"DO YOU WANT TO BE RIGHT OR IN RELATIONSHIP?"
Chances are you have seen this quote bandied about in self-improvement circles, usually in the context of dating or marriage – one partner wants to be right and defends their point of view, the pair gets caught in a power struggle, unspoken expectations lead to feelings of unmet needs, an argument flairs, and the other partner is left on the attack, feeling powerless or even worse, gaslit.
This idea of “being in relationship” also resonates in the context of creativity and collaboration, particularly right now as we consider the uneven power dynamics and privileges in play within our creative spaces, workplaces, institutions and inside the larger systems and culture within which we work, create and live.
What might it mean to build a creative or collaborative process - or to work towards any individual or shared goal - while trying to stay in relationship?
The truth is, we already ARE in relationship, but what kind?
What if being in right relationship and taking care of our relationships were our #1 priority - taking precedence over being right and even, for a moment, gasp, over a project's goal?

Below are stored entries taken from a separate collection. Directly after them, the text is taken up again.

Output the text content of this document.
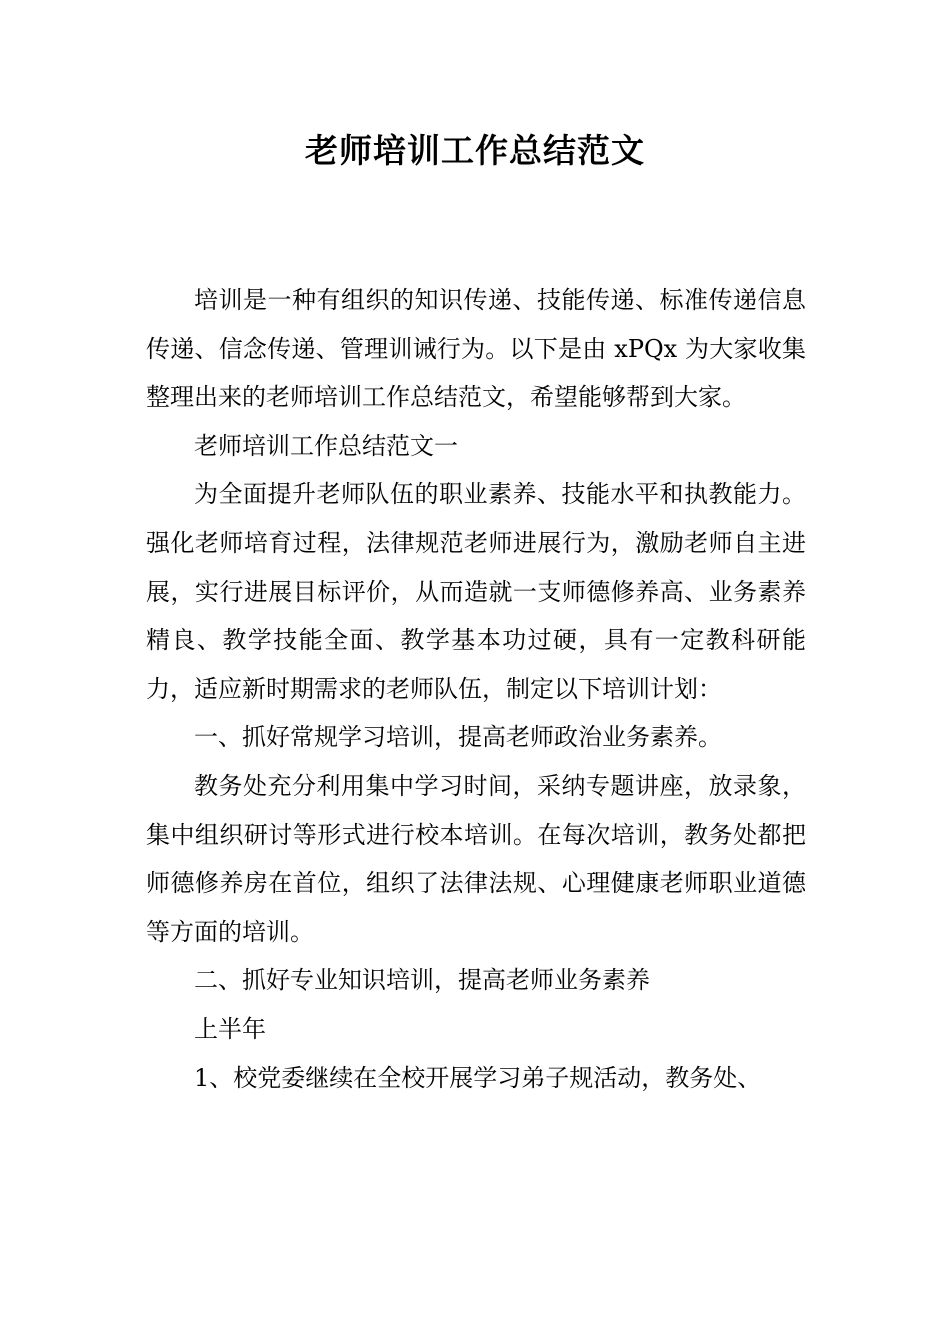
老师培训工作总结范文

培训是一种有组织的知识传递、技能传递、标准传递信息传递、信念传递、管理训诫行为。以下是由 xPQx 为大家收集整理出来的老师培训工作总结范文，希望能够帮到大家。

老师培训工作总结范文一

为全面提升老师队伍的职业素养、技能水平和执教能力。强化老师培育过程，法律规范老师进展行为，激励老师自主进展，实行进展目标评价，从而造就一支师德修养高、业务素养精良、教学技能全面、教学基本功过硬，具有一定教科研能力，适应新时期需求的老师队伍，制定以下培训计划：

一、抓好常规学习培训，提高老师政治业务素养。

教务处充分利用集中学习时间，采纳专题讲座，放录象，集中组织研讨等形式进行校本培训。在每次培训，教务处都把师德修养房在首位，组织了法律法规、心理健康老师职业道德等方面的培训。

二、抓好专业知识培训，提高老师业务素养

上半年

1、校党委继续在全校开展学习弟子规活动，教务处、
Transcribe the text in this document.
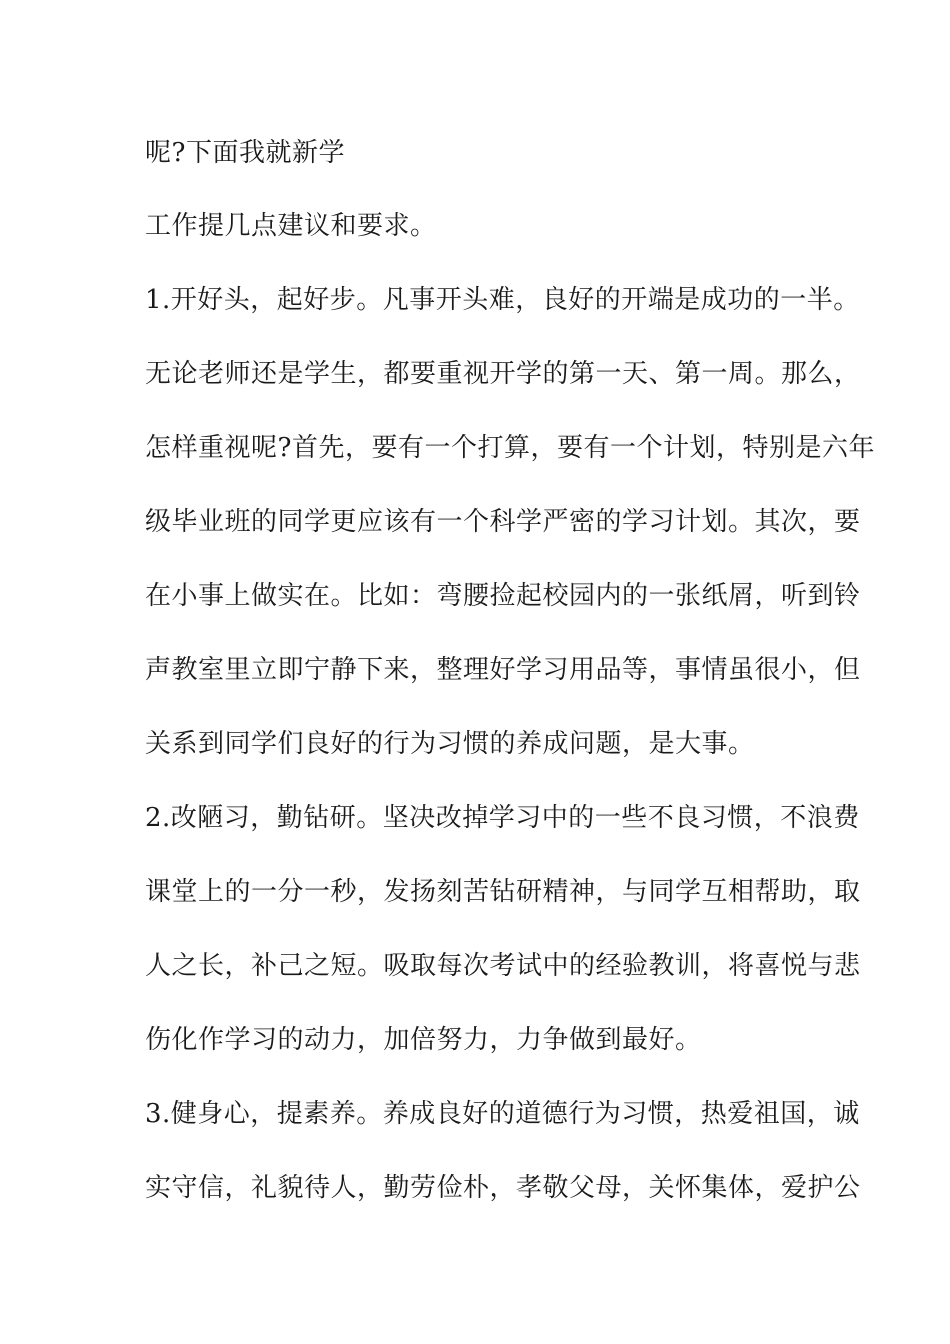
呢?下面我就新学
工作提几点建议和要求。
1.开好头，起好步。凡事开头难，良好的开端是成功的一半。
无论老师还是学生，都要重视开学的第一天、第一周。那么，
怎样重视呢?首先，要有一个打算，要有一个计划，特别是六年
级毕业班的同学更应该有一个科学严密的学习计划。其次，要
在小事上做实在。比如：弯腰捡起校园内的一张纸屑，听到铃
声教室里立即宁静下来，整理好学习用品等，事情虽很小，但
关系到同学们良好的行为习惯的养成问题，是大事。
2.改陋习，勤钻研。坚决改掉学习中的一些不良习惯，不浪费
课堂上的一分一秒，发扬刻苦钻研精神，与同学互相帮助，取
人之长，补己之短。吸取每次考试中的经验教训，将喜悦与悲
伤化作学习的动力，加倍努力，力争做到最好。
3.健身心，提素养。养成良好的道德行为习惯，热爱祖国，诚
实守信，礼貌待人，勤劳俭朴，孝敬父母，关怀集体，爱护公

How might "being in relationship" change how we show up, how we problem solve, how we respond to harm or conflict (either done to or inflicted by us), and how might this approach begin to shift other aspects of our creative, collaborative and even, collective processes?
In bringing this lens to my creative collaborations, I find that being in and staying in relationship calls for slowing down, for a commitment to creating transparency and a process built on genuine participation, for ensuring access to the process across a full spectrum of needs, for establishing a set of shared (and not assumed) values & agreements for our work, for staying vulnerable (not just once but again and again), for making sustained efforts to reduce harm, to acknowledge and be held accountable to harm done and to ensure that relationships that have been broken, receive the necessary care of repair. And, all this happens before the art-making begins, or rather, as part of the art-making, and certainly before the final product or "show" goes on.
My artistic origins are in the theater, so this maxim that “the show must go on” is in my DNA. The idea that "no matter what happens the show must go on", is often upheld as a testament to the discipline, the tenacious spirit and unwavering commitment of the theater artist, but it also speaks to our sacrifice, our ongoing exploitation and let’s be honest, the de-humanizing dangers of capitalism over our individual and collective well-being.
It seems to me that this maxim exists in direct anti-thesis to the relationship-centered model of collaboration that I (and many other artists before me and to the left and right of me who work within anti-oppressive frameworks) have been uplifting.
No matter what creative or collaborative field you call home, I’m wondering –
Who and what are you in relationship with, and how conscious are you inside those relationships?
If you were to fully embrace this idea of “being in relationship”, essentially taking care of peoples’ well-being before product, valuing the means as much as the ends, looking for right (and by right I mean, not perfect, but conscious) relationship in all aspects of your process from start to finish, how might this ethos transform not only how you collaborate but what you imagine you are collaborating towards in the first place?
What else are you in relationship to as you collaborate and create you art? What ideas, histories, institutions, systems, structures, processes might you unwittingly or consciously be in cahoots with?
What does your Art of Being In Relationship look like?
As a white, able-bodied, cis-gender person with unearned privilege, and also as a queer artist, a parent, daughter, partner, citizen, and human animal living in a complex and tender ecosystem – I approach being in relationship as an ongoing life and creative practice. Many days this practice is a big fat flop and my perfectionism, fear of getting it right, or my need to please or polish, diverts my attention to the end goal thereby sacrificing relationality. Other days, I make progress - engaging in a process of conscious co-creation with collaborators that calls for deeper self and social awareness, and that enables the collaborators to render an artistic outcome that respects the difficult, awkward and tender negotiations of getting int right relationship as part of the work.
In any given moment, we, artists, can ask ourselves: Who and what am I in relationship to right now and how conscious am I in those relationships? If I find myself needing to be "right", what becomes possible when I shift my attention and intention to getting into right relationship -- to people and to the world around me?